HIS - Hospital Infantil Sabará (SP) — Prova 2020

Enunciado

Homem, 52 anos de idade, há 20 anos em tratamento para diabetes mellitus tipo 2 e hipertenso há 15 anos, em uso de enalapril, hidroclorotiazida, metformina e insulina NPH, trazido ao Pronto-Socorro devido a síncope há 2 horas, com perda de consciência por aproximadamente 5 minutos. O acompanhante negou abalos musculares ou sinais de período pós-ictal. No momento, apresenta-se sonolento e desorientado no tempo e no espaço; frequência cardíaca = 32 batimentos/minuto, pressão arterial = 78 x 40 mmHg, frequência respiratória = 20 incursões/minuto, Saturação de O2 = 92%, em ar ambiente, repouso. Bulhas rítmicas, normofonéticas em 2 tempos, sem sopros. Tempo de enchimento capilar = 5 segundos, extremidades frias. Sem outras alterações.Encaminhado à sala de emergência, devidamente monitorizado, iniciada oxigenioterapia por máscara, instalados 2 acessos venosos calibrosos. Segue reprodução de eletrocardiograma de 12 derivações: Qual é a conduta inicial indicada?

Alternativas

  1. A) Dobutamina EV em bomba de infusão contínua
  2. B) Adrenalina EV em bolus
  3. C) Adenosina endovenosa (EV), em bolus
  4. D) Amiodarona EV em bomba de infusão contínua
  5. E) Metoprolol EV em bomba de infusão contínua

Pérola Clínica

Bradicardia + Hipotensão + Má perfusão = Instabilidade → Inotrópicos/Cronotrópicos ou Marcapasso.

Resumo-Chave

Paciente com bradicardia sintomática e sinais de choque (hipotensão, má perfusão) necessita de suporte inotrópico/cronotrópico imediato para restaurar o débito cardíaco.

Contexto Educacional

O manejo da bradicardia instável segue os protocolos do ACLS (Advanced Cardiovascular Life Support). Quando o paciente apresenta sinais claros de má perfusão tecidual (TEC 5s, extremidades frias, sonolência) e hipotensão grave associada à frequência cardíaca baixa, a prioridade absoluta é aumentar o débito cardíaco. Embora a atropina seja a primeira droga em muitos algoritmos, em casos de choque cardiogênico estabelecido ou falha de resposta inicial, o suporte com inotrópicos como dobutamina ou vasopressores/cronotrópicos como adrenalina e dopamina é fundamental para a sobrevivência.

Perguntas Frequentes

Quais os sinais de instabilidade na bradicardia?

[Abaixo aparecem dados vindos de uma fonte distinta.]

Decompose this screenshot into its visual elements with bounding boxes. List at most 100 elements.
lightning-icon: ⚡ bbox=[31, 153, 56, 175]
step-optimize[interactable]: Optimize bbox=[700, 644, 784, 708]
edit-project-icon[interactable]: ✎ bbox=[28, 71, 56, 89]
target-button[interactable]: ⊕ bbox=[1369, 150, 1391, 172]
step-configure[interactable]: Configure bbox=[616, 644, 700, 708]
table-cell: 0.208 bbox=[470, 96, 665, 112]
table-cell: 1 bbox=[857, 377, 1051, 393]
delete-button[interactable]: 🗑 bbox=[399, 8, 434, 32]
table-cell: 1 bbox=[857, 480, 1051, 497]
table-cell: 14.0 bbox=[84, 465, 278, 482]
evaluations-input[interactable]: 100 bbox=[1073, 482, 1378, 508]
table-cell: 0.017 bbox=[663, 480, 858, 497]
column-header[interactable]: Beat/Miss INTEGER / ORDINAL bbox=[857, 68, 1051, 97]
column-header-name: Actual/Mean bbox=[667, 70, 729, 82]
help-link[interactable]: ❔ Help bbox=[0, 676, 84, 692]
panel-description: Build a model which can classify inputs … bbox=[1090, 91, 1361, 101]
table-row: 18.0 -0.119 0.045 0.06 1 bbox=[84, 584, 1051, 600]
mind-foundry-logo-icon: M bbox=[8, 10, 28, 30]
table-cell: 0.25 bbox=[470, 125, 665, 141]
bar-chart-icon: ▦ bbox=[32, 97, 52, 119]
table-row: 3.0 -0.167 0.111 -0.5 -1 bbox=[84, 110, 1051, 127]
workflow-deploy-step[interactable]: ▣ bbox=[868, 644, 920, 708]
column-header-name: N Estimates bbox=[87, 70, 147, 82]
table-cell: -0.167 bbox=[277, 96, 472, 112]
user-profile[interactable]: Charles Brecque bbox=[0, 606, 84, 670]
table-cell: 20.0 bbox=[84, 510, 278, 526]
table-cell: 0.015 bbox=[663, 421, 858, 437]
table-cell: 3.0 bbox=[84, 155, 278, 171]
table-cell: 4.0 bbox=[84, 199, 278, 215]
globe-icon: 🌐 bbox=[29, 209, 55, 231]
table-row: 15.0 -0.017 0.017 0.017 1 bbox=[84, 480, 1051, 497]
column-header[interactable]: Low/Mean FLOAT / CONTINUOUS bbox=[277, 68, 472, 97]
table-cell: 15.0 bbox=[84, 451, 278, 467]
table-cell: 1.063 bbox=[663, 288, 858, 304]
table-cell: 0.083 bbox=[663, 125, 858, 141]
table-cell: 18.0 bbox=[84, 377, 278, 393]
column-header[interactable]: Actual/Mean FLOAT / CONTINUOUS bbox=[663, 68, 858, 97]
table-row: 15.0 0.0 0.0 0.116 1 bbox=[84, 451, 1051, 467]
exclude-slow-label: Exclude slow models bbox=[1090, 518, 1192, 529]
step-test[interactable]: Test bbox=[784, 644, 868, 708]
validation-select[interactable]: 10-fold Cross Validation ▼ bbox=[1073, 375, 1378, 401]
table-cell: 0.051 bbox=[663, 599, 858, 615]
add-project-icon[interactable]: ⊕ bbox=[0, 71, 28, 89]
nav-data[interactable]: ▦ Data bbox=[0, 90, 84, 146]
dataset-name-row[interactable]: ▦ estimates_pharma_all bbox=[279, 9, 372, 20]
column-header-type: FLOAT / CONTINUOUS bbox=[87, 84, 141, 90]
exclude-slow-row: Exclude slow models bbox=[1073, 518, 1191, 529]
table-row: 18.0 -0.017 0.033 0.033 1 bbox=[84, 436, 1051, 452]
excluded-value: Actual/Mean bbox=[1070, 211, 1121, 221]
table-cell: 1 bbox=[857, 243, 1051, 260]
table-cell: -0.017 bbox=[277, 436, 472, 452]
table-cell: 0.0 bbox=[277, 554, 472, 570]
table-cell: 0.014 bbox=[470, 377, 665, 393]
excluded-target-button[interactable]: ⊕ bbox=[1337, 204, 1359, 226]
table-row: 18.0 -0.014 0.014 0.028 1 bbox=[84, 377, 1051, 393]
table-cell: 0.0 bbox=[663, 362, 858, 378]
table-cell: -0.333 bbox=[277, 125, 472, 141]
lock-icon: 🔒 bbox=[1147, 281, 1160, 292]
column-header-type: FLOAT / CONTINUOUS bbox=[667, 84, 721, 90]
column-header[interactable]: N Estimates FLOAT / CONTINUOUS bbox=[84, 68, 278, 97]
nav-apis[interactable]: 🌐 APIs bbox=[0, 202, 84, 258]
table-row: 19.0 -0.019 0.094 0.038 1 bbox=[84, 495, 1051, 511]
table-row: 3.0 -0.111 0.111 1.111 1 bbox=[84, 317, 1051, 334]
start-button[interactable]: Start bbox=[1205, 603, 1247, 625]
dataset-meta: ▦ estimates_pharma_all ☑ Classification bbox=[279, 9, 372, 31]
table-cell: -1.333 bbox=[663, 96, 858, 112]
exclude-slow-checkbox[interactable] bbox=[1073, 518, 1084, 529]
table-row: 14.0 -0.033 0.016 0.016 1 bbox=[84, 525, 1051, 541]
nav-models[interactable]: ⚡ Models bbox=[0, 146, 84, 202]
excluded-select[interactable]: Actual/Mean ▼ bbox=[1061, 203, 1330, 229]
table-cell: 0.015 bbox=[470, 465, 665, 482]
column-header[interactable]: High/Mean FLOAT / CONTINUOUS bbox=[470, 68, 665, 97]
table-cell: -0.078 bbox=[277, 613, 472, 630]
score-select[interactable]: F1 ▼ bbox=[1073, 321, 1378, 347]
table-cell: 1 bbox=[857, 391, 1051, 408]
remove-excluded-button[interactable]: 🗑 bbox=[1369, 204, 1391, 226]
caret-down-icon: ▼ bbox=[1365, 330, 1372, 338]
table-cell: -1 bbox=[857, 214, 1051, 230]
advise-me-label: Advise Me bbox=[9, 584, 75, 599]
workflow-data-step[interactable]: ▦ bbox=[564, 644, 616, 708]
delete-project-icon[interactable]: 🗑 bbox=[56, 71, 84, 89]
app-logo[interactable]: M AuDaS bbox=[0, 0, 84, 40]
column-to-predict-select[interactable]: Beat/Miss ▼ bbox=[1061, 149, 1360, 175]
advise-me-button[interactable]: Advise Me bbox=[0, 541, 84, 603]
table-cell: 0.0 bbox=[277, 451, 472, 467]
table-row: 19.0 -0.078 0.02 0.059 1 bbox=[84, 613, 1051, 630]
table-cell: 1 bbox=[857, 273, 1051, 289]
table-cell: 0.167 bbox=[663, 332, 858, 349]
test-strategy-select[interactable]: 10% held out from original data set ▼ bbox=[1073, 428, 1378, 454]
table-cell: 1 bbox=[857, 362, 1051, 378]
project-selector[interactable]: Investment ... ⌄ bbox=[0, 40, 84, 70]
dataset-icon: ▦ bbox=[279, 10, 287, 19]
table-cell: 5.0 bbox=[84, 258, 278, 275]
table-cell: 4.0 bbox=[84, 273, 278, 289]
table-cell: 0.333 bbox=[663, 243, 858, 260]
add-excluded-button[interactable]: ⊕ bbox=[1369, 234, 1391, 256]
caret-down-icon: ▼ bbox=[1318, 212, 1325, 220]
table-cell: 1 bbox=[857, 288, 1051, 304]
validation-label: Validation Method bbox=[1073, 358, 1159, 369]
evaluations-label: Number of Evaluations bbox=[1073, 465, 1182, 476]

Os sinais clássicos incluem hipotensão arterial, alteração aguda do estado mental (sonolência/desorientação), sinais de choque (tempo de enchimento capilar lentificado, extremidades frias), dor torácica isquêmica ou insuficiência cardíaca aguda.

Por que usar dobutamina neste caso?

A dobutamina possui efeito inotrópico positivo predominante (aumenta força de contração) e efeito cronotrópico (aumenta frequência cardíaca), sendo útil no choque cardiogênico para melhorar o débito cardíaco e a perfusão tecidual em pacientes com falência de bomba.

Qual a alternativa ao suporte farmacológico na bradicardia instável?

O marcapasso transcutâneo é a intervenção de escolha imediata se a atropina falhar ou se houver sinais graves de instabilidade (como choque) enquanto se prepara a infusão contínua de drogas como dopamina, adrenalina ou dobutamina.